Among them is Gracelee Lawrence, a New York-based sculptor specializing in 3D-printed pieces. Three of Lawrence’s creations dot the grounds of the Aldrich, with additional work inside the space. One piece, titled Emotional Weather Forecast (2022), hangs on the facade of the building near the entrance. Long trails of glass beads lined up in a row create a visual of an orange figure against greenery, juxtaposing the solid building in the background. According to Lawrence, each bead represents one pixel of an original digital image they created.
Many see the digital world – the desktop of a computer, the face of a smartwatch, the Instagram homepage – as something removed from reality; fuzzy icons that float in a nebulous cloud. To Lawrence, those spaces are as real as any spot of grass their sculptures are placed on top of. The process behind their work highlights the digital as a reality, which they believe helps create a better relationship with the digital overall, including online spaces.
“I think it's not social media, it's not technology. Those aren't the things that are bad or wrong. It's how they're being implemented in our lack of understanding the structures behind them,” said Lawrence.
In doing their work, they said they primarily use low-cost, open-source tools to understand exactly what they’re doing. “So, the more freedom of tinkering and change, and maybe grassroots work on those platforms, perhaps more change there could be.”
WSHU sat down with the artist to learn more about the purpose behind the process.
WSHU: Gracelee, thanks for taking the time to talk with me. Tell me about one of the multiple pieces you have at the Aldrich right now.

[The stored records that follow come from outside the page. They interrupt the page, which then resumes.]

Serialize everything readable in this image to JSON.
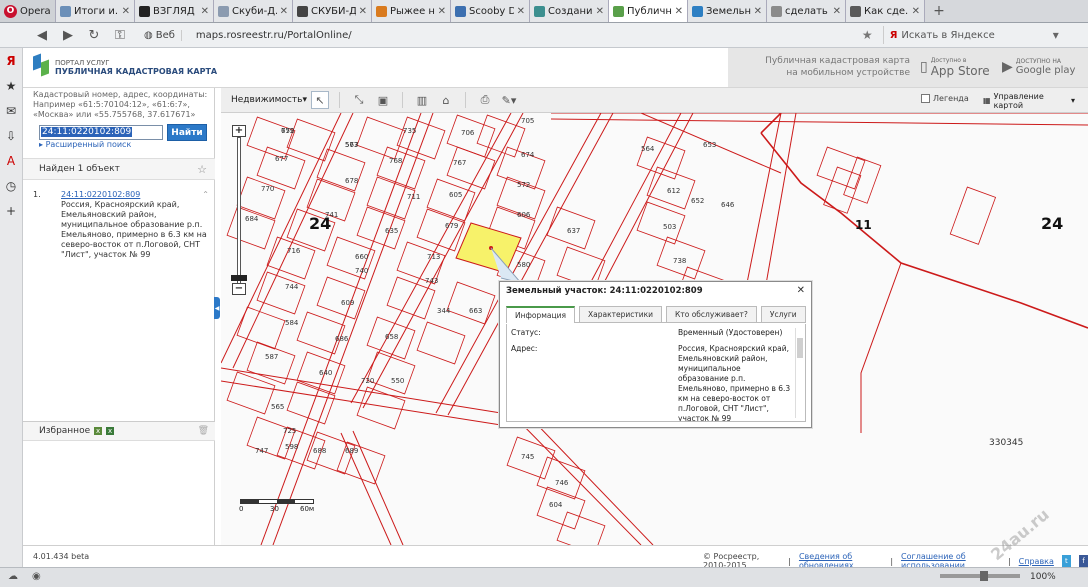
{
  "browser": {
    "menu_label": "Opera",
    "tabs": [
      {
        "label": "Итоги и...",
        "color": "#6b8fb8",
        "active": false
      },
      {
        "label": "ВЗГЛЯД",
        "color": "#222222",
        "active": false
      },
      {
        "label": "Скуби-Д...",
        "color": "#8b9bb0",
        "active": false
      },
      {
        "label": "СКУБИ-Д...",
        "color": "#444444",
        "active": false
      },
      {
        "label": "Рыжее н...",
        "color": "#d97a1e",
        "active": false
      },
      {
        "label": "Scooby D...",
        "color": "#3c6fb0",
        "active": false
      },
      {
        "label": "Создани...",
        "color": "#3c8f8f",
        "active": false
      },
      {
        "label": "Публичн...",
        "color": "#5aa04a",
        "active": true
      },
      {
        "label": "Земельн...",
        "color": "#2d7fc3",
        "active": false
      },
      {
        "label": "сделать с...",
        "color": "#8b8b8b",
        "active": false
      },
      {
        "label": "Как сде...",
        "color": "#5a5a5a",
        "active": false
      }
    ],
    "security_label": "Веб",
    "url": "maps.rosreestr.ru/PortalOnline/",
    "search_placeholder": "Искать в Яндексе",
    "yandex_letter": "Я"
  },
  "site": {
    "logo_small": "ПОРТАЛ УСЛУГ",
    "logo_big": "ПУБЛИЧНАЯ КАДАСТРОВАЯ КАРТА",
    "mobile_line1": "Публичная кадастровая карта",
    "mobile_line2": "на мобильном устройстве",
    "appstore_small": "Доступно в",
    "appstore_big": "App Store",
    "gp_small": "ДОСТУПНО НА",
    "gp_big": "Google play"
  },
  "left_panel": {
    "search_hint": "Кадастровый номер, адрес, координаты: Например «61:5:70104:12», «61:6:7», «Москва» или «55.755768, 37.617671»",
    "input_value": "24:11:0220102:809",
    "find_label": "Найти",
    "advanced_label": "Расширенный поиск",
    "found_label": "Найден 1 объект",
    "result_number": "1.",
    "result_link": "24:11:0220102:809",
    "result_address": "Россия, Красноярский край, Емельяновский район, муниципальное образование р.п. Емельяново, примерно в 6.3 км на северо-восток от п.Логовой, СНТ \"Лист\", участок № 99",
    "favorites_label": "Избранное"
  },
  "toolbar": {
    "layer_label": "Недвижимость",
    "legend_label": "Легенда",
    "map_control_label": "Управление картой"
  },
  "map": {
    "district_labels": [
      "24",
      "11",
      "24"
    ],
    "area_code": "330345",
    "parcels": [
      "659",
      "577",
      "735",
      "706",
      "705",
      "677",
      "768",
      "767",
      "674",
      "564",
      "653",
      "770",
      "678",
      "711",
      "605",
      "572",
      "612",
      "652",
      "684",
      "741",
      "635",
      "679",
      "606",
      "637",
      "503",
      "716",
      "660",
      "713",
      "580",
      "738",
      "744",
      "740",
      "743",
      "609",
      "584",
      "686",
      "658",
      "587",
      "640",
      "720",
      "565",
      "725",
      "598",
      "747",
      "688",
      "689",
      "745",
      "746",
      "604",
      "558",
      "559",
      "646",
      "550",
      "344",
      "663",
      "772",
      "563"
    ],
    "scale_labels": [
      "0",
      "30",
      "60м"
    ]
  },
  "popup": {
    "title": "Земельный участок: 24:11:0220102:809",
    "tabs": [
      "Информация",
      "Характеристики",
      "Кто обслуживает?",
      "Услуги"
    ],
    "status_label": "Статус:",
    "status_value": "Временный (Удостоверен)",
    "address_label": "Адрес:",
    "address_value": "Россия, Красноярский край, Емельяновский район, муниципальное образование р.п. Емельяново, примерно в 6.3 км на северо-восток от п.Логовой, СНТ \"Лист\", участок № 99"
  },
  "footer": {
    "version": "4.01.434 beta",
    "copyright": "© Росреестр, 2010-2015",
    "link_updates": "Сведения об обновлениях",
    "link_agreement": "Соглашение об использовании",
    "link_help": "Справка"
  },
  "status": {
    "zoom_pct": "100%"
  },
  "watermark": "24au.ru",
  "colors": {
    "accent": "#2c79c8",
    "parcel_line": "#cc1a1a",
    "selected_fill": "#f7f26a",
    "active_tab": "#4a9a4a"
  }
}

It's called Emotional Weather Forecast, and it's hanging against the facade of the building.
GL: Right now, I have what I call a bead curtain, which is a part of my practice where I take a screenshot of a digital environment that I've made and then translate that so that each pixel equals one glass bead. So it is an 11 by seven-foot moving glass bead image of a kind of falling orange figure in this landscape of green, kind of indeterminate lush grasses. So it has a really wonderful way of dealing with wind and an environmental movement. And not only wind but also the way that light in different types of day reacts with the piece. The glass is very responsive. So, the nature of the colors and refraction change over the course of the day.

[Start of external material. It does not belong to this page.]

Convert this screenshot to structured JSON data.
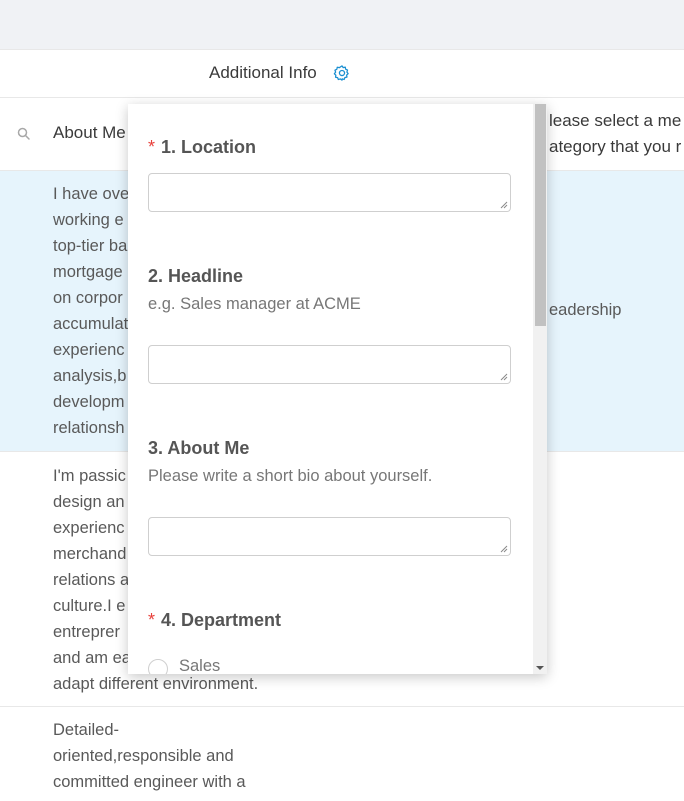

WSHU: This translation you talk about from the digital to the physical is really pronounced and literal, with one pixel equaling one bead – say more about that relationship.
GL: It's very present in all of my work. I think so much about the physical-to-digital, digital-to-physical kind of reciprocal translation because that is the world in which I live. Most of us in the 21st century, globally, are living between these realities and between these places. And I really think of them as places – digital space as a place, not just as a frivolity or as this kind of secondary version of reality. It is just as valid as any other version of reality. And so, the way that my objects behave is meant to deal with the question of the convergence of realities. So the digital and the physical coming together kind of in this collaborative method of making the work is a part of how I talk about this, this strange tension that we're all trapped between digital and physicalness.

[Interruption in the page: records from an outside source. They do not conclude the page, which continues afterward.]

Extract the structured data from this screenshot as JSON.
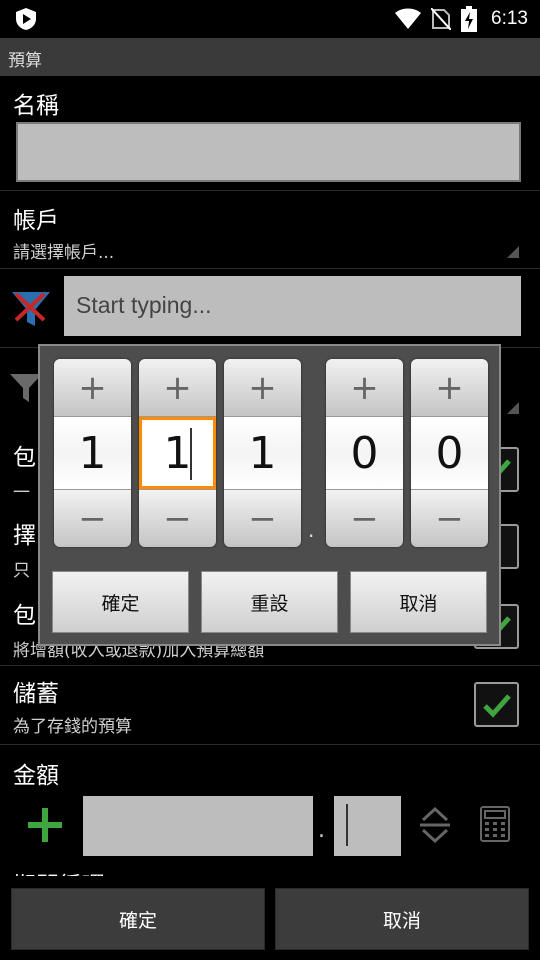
{
  "status_bar": {
    "time": "6:13"
  },
  "title_bar": {
    "title": "預算"
  },
  "form": {
    "name_label": "名稱",
    "account_label": "帳戶",
    "account_placeholder": "請選擇帳戶...",
    "filter_placeholder": "Start typing...",
    "row1_label_partial": "包",
    "row1_sub_partial": "一",
    "row2_label_partial": "擇",
    "row2_sub_partial": "只",
    "row3_label_partial": "包",
    "row3_sub": "將增額(收入或退款)加入預算總額",
    "savings_label": "儲蓄",
    "savings_sub": "為了存錢的預算",
    "savings_checked": true,
    "amount_label": "金額",
    "amount_decimal_separator": ".",
    "period_label_partial": "期間循環"
  },
  "dialog": {
    "digits": [
      {
        "value": "1"
      },
      {
        "value": "1",
        "focused": true
      },
      {
        "value": "1"
      },
      {
        "value": "0"
      },
      {
        "value": "0"
      }
    ],
    "increment_symbol": "+",
    "decrement_symbol": "−",
    "decimal_separator": ".",
    "buttons": {
      "confirm": "確定",
      "reset": "重設",
      "cancel": "取消"
    }
  },
  "bottom_buttons": {
    "confirm": "確定",
    "cancel": "取消"
  },
  "colors": {
    "focus_outline": "#ff8c00",
    "check_green": "#3fa63f",
    "filter_icon_blue": "#2a6fb0",
    "filter_icon_red": "#c62828"
  },
  "icons": [
    "app-shield-icon",
    "wifi-icon",
    "no-sim-icon",
    "battery-charging-icon",
    "filter-funnel-icon",
    "checkmark-icon",
    "plus-icon",
    "swap-vertical-icon",
    "calculator-icon"
  ]
}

WSHU: I want to get more into that tension between the digital and the physical spaces. Many people, including lawmakers, are getting increasingly nervous about the effects of the digital world. How do you and your work relate to the topic
GL: If we think of digital space as something that's an exception or that's not real, it's much easier to fall into this pattern of, yeah, perhaps overuse or not understanding boundaries of that space because we don't have as much of a social understanding of the reality of that space and the implications of that space. So, I think that it's one way that I try to question my own relationship between those spaces. And I hope that it also allows other people to do so. Because so much of what I think about in my work is that the digital and the physical have essentially equal presence and importance in most people's daily lives. So, we spend a huge amount of time in those spaces, and I think they need to be treated like spaces we're visiting rather than as secondary concerns.
The exterior portion of A Garden of Promise and Dissent opened to the public on Nov. 17, 2024, and will remain throughout November of the following year.